The Shillong Creative Arts, Literary And Music ( CALM) Festival held from 31st October to 3rd November was notable for its fusion of literay expressions, art and wood work displays, photograhs, indigenous pottery of the Jaintia Hills, a fast vanishing art, musical and comedy shows, talks by Indrajeet Hazra, Chetan Bhagat and the doyen of journalism M. J. Akbar. Chetan gave the youth, tips to be succesful, to which a young one counterposed; ''Why is success so important? Indrajeet Hazra, journalist and writer spoke to school children on the processes of creativity, and of course the inimitable M. J. Akbar captivated the audience with his sense of Indian history, polity, society and secularist and democratic ideals embedded firmly in the concept that is: ''India''.
In between there were book launches, meets with artists, sculptors and photographers. Parallel sessions on counselling for students, expressions of drawing and painting by children, choral recitation, were conducted. In one of the evenings the audience were treated to musical expositions by the local Aroha Choir, and comedy shows by Neville Shah and company. There was also a book fair, where books by authors participating in the meet were available for sale.

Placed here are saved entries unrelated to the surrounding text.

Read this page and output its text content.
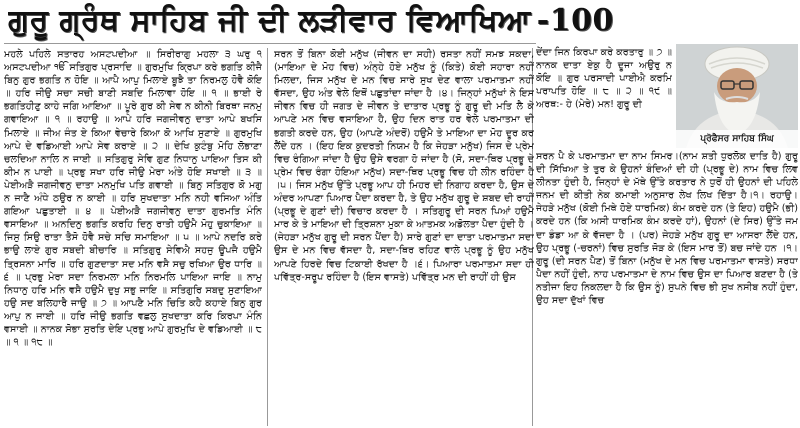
ਗੁਰੂ ਗ੍ਰੰਥ ਸਾਹਿਬ ਜੀ ਦੀ ਲੜੀਵਾਰ ਵਿਆਖਿਆ -100

ਮਹਲੇ ਪਹਿਲੇ ਸਤਾਰਹ ਅਸਟਪਦੀਆ ॥ ਸਿਰੀਰਾਗੁ ਮਹਲਾ ੩ ਘਰੁ ੧ ਅਸਟਪਦੀਆ ੴ ਸਤਿਗੁਰ ਪ੍ਰਸਾਦਿ ॥ ਗੁਰਮੁਖਿ ਕ੍ਰਿਪਾ ਕਰੇ ਭਗਤਿ ਕੀਜੈ ਬਿਨੁ ਗੁਰ ਭਗਤਿ ਨ ਹੋਇ ॥ ਆਪੈ ਆਪੁ ਮਿਲਾਏ ਬੂਝੈ ਤਾ ਨਿਰਮਲੁ ਹੋਵੈ ਕੋਇ ॥ ਹਰਿ ਜੀਉ ਸਚਾ ਸਚੀ ਬਾਣੀ ਸਬਦਿ ਮਿਲਾਵਾ ਹੋਇ ॥ ੧ ॥ ਭਾਈ ਰੇ ਭਗਤਿਹੀਣੁ ਕਾਹੇ ਜਗਿ ਆਇਆ ॥ ਪੂਰੇ ਗੁਰ ਕੀ ਸੇਵ ਨ ਕੀਨੀ ਬਿਰਥਾ ਜਨਮੁ ਗਵਾਇਆ ॥ ੧ ॥ ਰਹਾਉ ॥ ਆਪੇ ਹਰਿ ਜਗਜੀਵਨੁ ਦਾਤਾ ਆਪੇ ਬਖਸਿ ਮਿਲਾਏ ॥ ਜੀਅ ਜੰਤ ਏ ਕਿਆ ਵੇਚਾਰੇ ਕਿਆ ਕੋ ਆਖਿ ਸੁਣਾਏ ॥ ਗੁਰਮੁਖਿ ਆਪੇ ਦੇ ਵਡਿਆਈ ਆਪੇ ਸੇਵ ਕਰਾਏ ॥ ੨ ॥ ਦੇਖਿ ਕੁਟੰਬੁ ਮੋਹਿ ਲੋਭਾਣਾ ਚਲਦਿਆ ਨਾਲਿ ਨ ਜਾਈ ॥ ਸਤਿਗੁਰੁ ਸੇਵਿ ਗੁਣ ਨਿਧਾਨੁ ਪਾਇਆ ਤਿਸ ਕੀ ਕੀਮ ਨ ਪਾਈ ॥ ਪ੍ਰਭੁ ਸਖਾ ਹਰਿ ਜੀਉ ਮੇਰਾ ਅੰਤੇ ਹੋਇ ਸਖਾਈ ॥ ੩ ॥ ਪੇਈਅੜੈ ਜਗਜੀਵਨੁ ਦਾਤਾ ਮਨਮੁਖਿ ਪਤਿ ਗਵਾਈ ॥ ਬਿਨੁ ਸਤਿਗੁਰ ਕੋ ਮਗੁ ਨ ਜਾਣੈ ਅੰਧੇ ਠਉਰ ਨ ਕਾਈ ॥ ਹਰਿ ਸੁਖਦਾਤਾ ਮਨਿ ਨਹੀ ਵਸਿਆ ਅੰਤਿ ਗਇਆ ਪਛੁਤਾਈ ॥ ੪ ॥ ਪੇਈਅੜੈ ਜਗਜੀਵਨੁ ਦਾਤਾ ਗੁਰਮਤਿ ਮੰਨਿ ਵਸਾਇਆ ॥ ਅਨਦਿਨੁ ਭਗਤਿ ਕਰਹਿ ਦਿਨੁ ਰਾਤੀ ਹਉਮੈ ਮੋਹੁ ਚੁਕਾਇਆ ॥ ਜਿਸੁ ਸਿਉ ਰਾਤਾ ਤੈਸੋ ਹੋਵੈ ਸਚੇ ਸਚਿ ਸਮਾਇਆ ॥ ੫ ॥ ਆਪੇ ਨਦਰਿ ਕਰੇ ਭਾਉ ਲਾਏ ਗੁਰ ਸਬਦੀ ਬੀਚਾਰਿ ॥ ਸਤਿਗੁਰੁ ਸੇਵਿਐ ਸਹਜੁ ਊਪਜੈ ਹਉਮੈ ਤ੍ਰਿਸਨਾ ਮਾਰਿ ॥ ਹਰਿ ਗੁਣਦਾਤਾ ਸਦ ਮਨਿ ਵਸੈ ਸਚੁ ਰਖਿਆ ਉਰ ਧਾਰਿ ॥ ੬ ॥ ਪ੍ਰਭੁ ਮੇਰਾ ਸਦਾ ਨਿਰਮਲਾ ਮਨਿ ਨਿਰਮਲਿ ਪਾਇਆ ਜਾਇ ॥ ਨਾਮੁ ਨਿਧਾਨੁ ਹਰਿ ਮਨਿ ਵਸੈ ਹਉਮੈ ਦੁਖੁ ਸਭੁ ਜਾਇ ॥ ਸਤਿਗੁਰਿ ਸਬਦੁ ਸੁਣਾਇਆ ਹਉ ਸਦ ਬਲਿਹਾਰੈ ਜਾਉ ॥ ੭ ॥ ਆਪਣੈ ਮਨਿ ਚਿਤਿ ਕਹੈ ਕਹਾਏ ਬਿਨੁ ਗੁਰ ਆਪੁ ਨ ਜਾਈ ॥ ਹਰਿ ਜੀਉ ਭਗਤਿ ਵਛਲੁ ਸੁਖਦਾਤਾ ਕਰਿ ਕਿਰਪਾ ਮੰਨਿ ਵਸਾਈ ॥ ਨਾਨਕ ਸੋਭਾ ਸੁਰਤਿ ਦੇਇ ਪ੍ਰਭੁ ਆਪੇ ਗੁਰਮੁਖਿ ਦੇ ਵਡਿਆਈ ॥ ੮ ॥ ੧ ॥ ੧੮ ॥

ਸਰਨ ਤੋਂ ਬਿਨਾ ਕੋਈ ਮਨੁੱਖ (ਜੀਵਨ ਦਾ ਸਹੀ) ਰਸਤਾ ਨਹੀਂ ਸਮਝ ਸਕਦਾ, (ਮਾਇਆ ਦੇ ਮੋਹ ਵਿਚ) ਅੰਨ੍ਹੇ ਹੋਏ ਮਨੁੱਖ ਨੂੰ (ਕਿਤੇ) ਕੋਈ ਸਹਾਰਾ ਨਹੀਂ ਮਿਲਦਾ, ਜਿਸ ਮਨੁੱਖ ਦੇ ਮਨ ਵਿਚ ਸਾਰੇ ਸੁਖ ਦੇਣ ਵਾਲਾ ਪਰਮਾਤਮਾ ਨਹੀਂ ਵੱਸਦਾ, ਉਹ ਅੰਤ ਵੇਲੇ ਇਥੋਂ ਪਛੁਤਾਂਦਾ ਜਾਂਦਾ ਹੈ ।੪। ਜਿਨ੍ਹਾਂ ਮਨੁੱਖਾਂ ਨੇ ਇਸ ਜੀਵਨ ਵਿਚ ਹੀ ਜਗਤ ਦੇ ਜੀਵਨ ਤੇ ਦਾਤਾਰ ਪ੍ਰਭੂ ਨੂੰ ਗੁਰੂ ਦੀ ਮਤਿ ਲੈ ਕੇ ਆਪਣੇ ਮਨ ਵਿਚ ਵਸਾਇਆ ਹੈ, ਉਹ ਦਿਨ ਰਾਤ ਹਰ ਵੇਲੇ ਪਰਮਾਤਮਾ ਦੀ ਭਗਤੀ ਕਰਦੇ ਹਨ, ਉਹ (ਆਪਣੇ ਅੰਦਰੋਂ) ਹਉਮੈ ਤੇ ਮਾਇਆ ਦਾ ਮੋਹ ਦੂਰ ਕਰ ਲੈਂਦੇ ਹਨ । (ਇਹ ਇਕ ਕੁਦਰਤੀ ਨਿਯਮ ਹੈ ਕਿ ਜੇਹੜਾ ਮਨੁੱਖ) ਜਿਸ ਦੇ ਪ੍ਰੇਮ ਵਿਚ ਰੰਗਿਆ ਜਾਂਦਾ ਹੈ ਉਹ ਉਸੇ ਵਰਗਾ ਹੋ ਜਾਂਦਾ ਹੈ (ਸੋ, ਸਦਾ-ਥਿਰ ਪ੍ਰਭੂ ਦੇ ਪ੍ਰੇਮ ਵਿਚ ਰੰਗਾ ਹੋਇਆ ਮਨੁੱਖ) ਸਦਾ-ਥਿਰ ਪ੍ਰਭੂ ਵਿਚ ਹੀ ਲੀਨ ਰਹਿੰਦਾ ਹੈ ।੫। ਜਿਸ ਮਨੁੱਖ ਉੱਤੇ ਪ੍ਰਭੂ ਆਪ ਹੀ ਮਿਹਰ ਦੀ ਨਿਗਾਹ ਕਰਦਾ ਹੈ, ਉਸ ਦੇ ਅੰਦਰ ਆਪਣਾ ਪਿਆਰ ਪੈਦਾ ਕਰਦਾ ਹੈ, ਤੇ ਉਹ ਮਨੁੱਖ ਗੁਰੂ ਦੇ ਸ਼ਬਦ ਦੀ ਰਾਹੀਂ (ਪ੍ਰਭੂ ਦੇ ਗੁਣਾਂ ਦੀ) ਵਿਚਾਰ ਕਰਦਾ ਹੈ । ਸਤਿਗੁਰੂ ਦੀ ਸਰਨ ਪਿਆਂ ਹਉਮੈ ਮਾਰ ਕੇ ਤੇ ਮਾਇਆ ਦੀ ਤ੍ਰਿਸ਼ਨਾ ਮੁਕਾ ਕੇ ਆਤਮਕ ਅਡੋਲਤਾ ਪੈਦਾ ਹੁੰਦੀ ਹੈ । (ਜੇਹੜਾ ਮਨੁੱਖ ਗੁਰੂ ਦੀ ਸਰਨ ਪੈਂਦਾ ਹੈ) ਸਾਰੇ ਗੁਣਾਂ ਦਾ ਦਾਤਾ ਪਰਮਾਤਮਾ ਸਦਾ ਉਸ ਦੇ ਮਨ ਵਿਚ ਵੱਸਦਾ ਹੈ, ਸਦਾ-ਥਿਰ ਰਹਿਣ ਵਾਲੇ ਪ੍ਰਭੂ ਨੂੰ ਉਹ ਮਨੁੱਖ ਆਪਣੇ ਹਿਰਦੇ ਵਿਚ ਟਿਕਾਈ ਰੱਖਦਾ ਹੈ ।੬। ਪਿਆਰਾ ਪਰਮਾਤਮਾ ਸਦਾ ਹੀ ਪਵਿੱਤ੍ਰ-ਸਰੂਪ ਰਹਿੰਦਾ ਹੈ (ਇਸ ਵਾਸਤੇ) ਪਵਿੱਤ੍ਰ ਮਨ ਦੀ ਰਾਹੀਂ ਹੀ ਉਸ

ਦੇਂਦਾ ਜਿਨ ਕਿਰਪਾ ਕਰੇ ਕਰਤਾਰੁ ॥ ੭ ॥ ਨਾਨਕ ਦਾਤਾ ਏਕੁ ਹੈ ਦੂਜਾ ਅਉਰੁ ਨ ਕੋਇ ॥ ਗੁਰ ਪਰਸਾਦੀ ਪਾਈਐ ਕਰਮਿ ਪਰਾਪਤਿ ਹੋਇ ॥ ੮ ॥ ੨ ॥ ੧੯ ॥ ਅਰਥ:- ਹੇ (ਮੇਰੇ) ਮਨ! ਗੁਰੂ ਦੀ

ਪ੍ਰੋਫੈਸਰ ਸਾਹਿਬ ਸਿੰਘ

ਸਰਨ ਪੈ ਕੇ ਪਰਮਾਤਮਾ ਦਾ ਨਾਮ ਸਿਮਰ।(ਨਾਮ ਸ਼ਤੀ ਧੁਰਲੋਕ ਦਾਤਿ ਹੈ) ਗੁਰੂ ਦੀ ਸਿੱਖਿਆ ਤੇ ਤੁਰ ਕੇ ਉਹਨਾਂ ਬੰਦਿਆਂ ਦੀ ਹੀ (ਪ੍ਰਭੂ ਦੇ) ਨਾਮ ਵਿਚ ਲਿਵ ਲੀਨਤਾ ਹੁੰਦੀ ਹੈ, ਜਿਨ੍ਹਾਂ ਦੇ ਮੱਥੇ ਉੱਤੇ ਕਰਤਾਰ ਨੇ ਧੁਰੋਂ ਹੀ ਉਹਨਾਂ ਦੀ ਪਹਿਲੇ ਜਨਮ ਦੀ ਕੀਤੀ ਨੇਕ ਕਮਾਈ ਅਨੁਸਾਰ ਲੇਖ ਲਿਖ ਦਿੱਤਾ ਹੈ।੧। ਰਹਾਉ। ਜੇਹੜੇ ਮਨੁੱਖ (ਕੋਈ ਮਿਥੇ ਹੋਏ ਧਾਰਮਿਕ) ਕੰਮ ਕਰਦੇ ਹਨ (ਤੇ ਇਹ) ਹਉਮੈ (ਭੀ) ਕਰਦੇ ਹਨ (ਕਿ ਅਸੀ ਧਾਰਮਿਕ ਕੰਮ ਕਰਦੇ ਹਾਂ), ਉਹਨਾਂ (ਦੇ ਸਿਰ) ਉੱਤੇ ਜਮ ਦਾ ਡੰਡਾ ਆ ਕੇ ਵੱਜਦਾ ਹੈ । (ਪਰ) ਜੇਹੜੇ ਮਨੁੱਖ ਗੁਰੂ ਦਾ ਆਸਰਾ ਲੈਂਦੇ ਹਨ, ਉਹ ਪ੍ਰਭੂ (-ਚਰਨਾਂ) ਵਿਚ ਸੁਰਤਿ ਜੋੜ ਕੇ (ਇਸ ਮਾਰ ਤੋਂ) ਬਚ ਜਾਂਦੇ ਹਨ ।੧। ਗੁਰੂ (ਦੀ ਸਰਨ ਪੈਣ) ਤੋਂ ਬਿਨਾ (ਮਨੁੱਖ ਦੇ ਮਨ ਵਿਚ ਪਰਮਾਤਮਾ ਵਾਸਤੇ) ਸਰਧਾ ਪੈਦਾ ਨਹੀਂ ਹੁੰਦੀ, ਨਾਹ ਪਰਮਾਤਮਾ ਦੇ ਨਾਮ ਵਿਚ ਉਸ ਦਾ ਪਿਆਰ ਬਣਦਾ ਹੈ (ਤੇ ਨਤੀਜਾ ਇਹ ਨਿਕਲਦਾ ਹੈ ਕਿ ਉਸ ਨੂੰ) ਸੁਪਨੇ ਵਿਚ ਭੀ ਸੁਖ ਨਸੀਬ ਨਹੀਂ ਹੁੰਦਾ, ਉਹ ਸਦਾ ਦੁੱਖਾਂ ਵਿਚ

Books were launched by photo journalist Chirodeep Choudhuri, NDTV journalist Kishalay Bhattacharjee, the brilliant author originally from Sikkim Prajwal Parajuly, young local poet Jerry Lucius Pyrtuh, and veteran teacher of Shillong Cassandra Syiemlieh who has published a book showing the connect between poetry and popular Western songs. There is a compact relationship that exists between poetry and song, countenancing Gerard Manley Hopkins' contention that all art aspires towards the condition of music. The photo journalist Chirodeep Choudhuri spoke on photography and story telling with reference to his book, and Prajwal Parajuly spoke on his forthcoming collection of short stories: ''The Gurkha's Daughter'' which has got rave prereviews and is on the Amazon's best book sellers list already, in the pre booking lists. Parajuly originally from Sikkim is a brilliant speaker and he has already been hailed as a writer to watch out for in the English speaking world.
The CALM Festival is an interesting fusion of local talent and that from the' mainland' India. It has brought diverse aesthetic realities on a common platform: creative writing, painting, sculpture, pottery, photography, the oral word (recitation), music, comedy etc with focus on the youth. It was not meant to be a literary festival, but one on the creative arts in an inclusive manner. The interactions with school children was its highlight, so were counselling sessions, to give the right kind of advice to impressionable minds. It was delightful to see children sprawled on the floor, faces intent in painting and drawing.
That was the calm of this CALM Festival...young and old commingled in pursuits of the mind and the heart.